Il ne faut surtout pas opposer la croissance à la qualité de la vie, à l'aménagement du territoire et à l'environnement.

La France possède un atout intrinsèque considérable : son territoire. C'est un atout touristique, un atout pour l'investissement, un atout pour attirer les étrangers et la recherche. L'aménagement du territoire n'est donc pas un adversaire de la France mais l'une de ses dimensions.

De même, l'environnement est l'un des principaux facteurs de croissance. Il n'y a que deux façons de régler les problèmes d'environnement : produire moins ou produire autrement en introduisant le progrès technique. Seule l'application des mesures que proposera la commission pour la libération de la croissance française rendra possibles les réformes prévues par le Grenelle de l'environnement.

Par ailleurs, il n'y a pas de liberté sans justice. La justice sociale est la condition de la liberté individuelle. La dérégulation n'est possible que si la sécurité est renforcée. C'est pourquoi la commission a mis ces deux notions en avant dans ses propositions sur le logement et la distribution.

Les médias n'ont retenu qu'une partie de ses conclusions sur la distribution. Deux points méritent d'être explicités : les conditions de la concurrence et la loi « la concurrence au service des consommateurs ».

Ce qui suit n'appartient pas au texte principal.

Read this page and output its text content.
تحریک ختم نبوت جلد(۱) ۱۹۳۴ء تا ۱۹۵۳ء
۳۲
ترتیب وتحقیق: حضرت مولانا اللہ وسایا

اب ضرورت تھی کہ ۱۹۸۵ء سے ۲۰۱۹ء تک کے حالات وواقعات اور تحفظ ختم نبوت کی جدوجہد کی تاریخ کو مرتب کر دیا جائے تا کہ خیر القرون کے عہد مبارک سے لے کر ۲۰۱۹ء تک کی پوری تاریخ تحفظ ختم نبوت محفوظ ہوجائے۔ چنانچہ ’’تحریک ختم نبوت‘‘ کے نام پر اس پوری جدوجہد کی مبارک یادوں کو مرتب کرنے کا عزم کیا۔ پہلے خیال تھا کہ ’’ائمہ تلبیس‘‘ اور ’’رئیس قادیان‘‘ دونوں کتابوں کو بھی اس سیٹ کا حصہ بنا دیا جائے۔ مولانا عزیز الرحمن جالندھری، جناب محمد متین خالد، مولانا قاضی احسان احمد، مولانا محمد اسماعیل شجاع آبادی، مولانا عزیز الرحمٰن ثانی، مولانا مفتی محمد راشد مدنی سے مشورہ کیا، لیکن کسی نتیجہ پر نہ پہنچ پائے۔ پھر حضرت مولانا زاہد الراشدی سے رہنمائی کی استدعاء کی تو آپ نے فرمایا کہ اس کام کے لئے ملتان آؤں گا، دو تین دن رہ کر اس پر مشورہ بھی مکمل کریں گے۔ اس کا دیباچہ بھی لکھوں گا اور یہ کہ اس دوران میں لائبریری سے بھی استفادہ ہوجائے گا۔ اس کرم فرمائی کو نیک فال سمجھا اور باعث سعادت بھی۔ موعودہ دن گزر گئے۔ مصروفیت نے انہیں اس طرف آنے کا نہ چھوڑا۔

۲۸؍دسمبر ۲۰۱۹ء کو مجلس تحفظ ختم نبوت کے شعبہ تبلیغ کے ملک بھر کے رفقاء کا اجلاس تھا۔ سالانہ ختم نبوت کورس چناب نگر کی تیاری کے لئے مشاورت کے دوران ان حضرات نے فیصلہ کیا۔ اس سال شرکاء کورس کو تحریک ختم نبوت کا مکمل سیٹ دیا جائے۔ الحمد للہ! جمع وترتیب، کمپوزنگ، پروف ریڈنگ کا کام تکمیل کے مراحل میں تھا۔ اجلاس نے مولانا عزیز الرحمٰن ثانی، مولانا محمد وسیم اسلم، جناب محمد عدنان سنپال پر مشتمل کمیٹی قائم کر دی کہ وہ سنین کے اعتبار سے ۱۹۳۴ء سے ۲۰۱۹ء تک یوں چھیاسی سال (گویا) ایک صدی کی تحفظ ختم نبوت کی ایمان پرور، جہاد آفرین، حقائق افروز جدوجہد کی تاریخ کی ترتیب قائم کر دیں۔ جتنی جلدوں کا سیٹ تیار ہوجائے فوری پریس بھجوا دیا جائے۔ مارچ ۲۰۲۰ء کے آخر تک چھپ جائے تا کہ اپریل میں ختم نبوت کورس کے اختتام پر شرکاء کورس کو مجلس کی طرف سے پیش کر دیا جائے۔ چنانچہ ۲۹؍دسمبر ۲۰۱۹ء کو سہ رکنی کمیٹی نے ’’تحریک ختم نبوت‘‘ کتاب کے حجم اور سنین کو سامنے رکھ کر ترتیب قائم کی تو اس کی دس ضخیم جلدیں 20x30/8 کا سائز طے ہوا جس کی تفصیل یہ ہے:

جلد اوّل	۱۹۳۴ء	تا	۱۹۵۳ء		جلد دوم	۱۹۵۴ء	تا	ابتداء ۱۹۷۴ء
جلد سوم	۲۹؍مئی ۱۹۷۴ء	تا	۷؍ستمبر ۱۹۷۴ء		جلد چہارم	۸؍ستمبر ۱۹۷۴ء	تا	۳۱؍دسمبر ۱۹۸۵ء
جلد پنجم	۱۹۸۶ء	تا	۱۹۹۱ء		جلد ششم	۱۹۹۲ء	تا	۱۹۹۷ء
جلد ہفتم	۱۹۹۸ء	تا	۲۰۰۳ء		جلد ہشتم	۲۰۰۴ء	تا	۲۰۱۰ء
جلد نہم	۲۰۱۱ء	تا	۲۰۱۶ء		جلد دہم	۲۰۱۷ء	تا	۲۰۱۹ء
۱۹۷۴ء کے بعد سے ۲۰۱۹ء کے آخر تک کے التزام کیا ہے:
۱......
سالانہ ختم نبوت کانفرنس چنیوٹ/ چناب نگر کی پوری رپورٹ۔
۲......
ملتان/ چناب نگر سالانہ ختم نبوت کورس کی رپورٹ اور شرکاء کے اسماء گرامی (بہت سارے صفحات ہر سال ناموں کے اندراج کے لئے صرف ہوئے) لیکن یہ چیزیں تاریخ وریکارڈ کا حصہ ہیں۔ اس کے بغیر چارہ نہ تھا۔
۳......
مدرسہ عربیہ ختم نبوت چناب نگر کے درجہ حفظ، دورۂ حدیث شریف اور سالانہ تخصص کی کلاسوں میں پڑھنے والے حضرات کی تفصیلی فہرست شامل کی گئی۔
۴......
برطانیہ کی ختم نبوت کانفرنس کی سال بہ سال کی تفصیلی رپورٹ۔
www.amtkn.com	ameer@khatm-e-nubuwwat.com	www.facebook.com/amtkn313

La France est le seul pays d'Europe, hormis le Luxembourg, à ne pas disposer d'une autorité de concurrence ayant compétence pleine et entière sur l'évaluation de l'existence des situations de monopole. Cette prérogative est aujourd'hui partagée entre, d'une part, la direction générale de la concurrence, de la consommation et de la répression des fraudes , la DGCCRF, du ministère de l'économie, des finances et de l'emploi, et, d'autre part, le Conseil de la concurrence. Cette situation coûte souvent très cher à la France car Bruxelles ne lui renvoie jamais le soin de prendre une décision. Donner la totalité du pouvoir d'examen et d'avis à une autorité de la concurrence unique permettrait à cette dernière d'oeuvrer sans autre préoccupation que le respect de la concurrence. Le Gouvernement aurait cependant la possibilité de passer outre en fonction de considérations sociales, d'aménagement du territoire, d'environnement ou de politique industrielle.

Une nouvelle législation d'ensemble sur la distribution est indispensable ; elle pourra être élaborée en un ou deux temps. Les lois Galland et Raffarin sont objectivement devenues inutiles et même nuisibles à l'emploi, au pouvoir d'achat et à la croissance. En outre, elles ne protègent nullement le petit commerce et les petits fournisseurs.

D'abord, lorsqu'une grande surface a obtenu son autorisation d'installation, elle noue des alliances afin d'empêcher l'arrivée de concurrents dans la région. Ensuite, elle fixe les prix comme elle l'entend et les petits commerces s'en trouvent pénalisés. Le conseil de la concurrence est tellement faible qu'il n'y peut rien. Pour créer une concurrence entre grandes surfaces, il faut instaurer la liberté d'installation.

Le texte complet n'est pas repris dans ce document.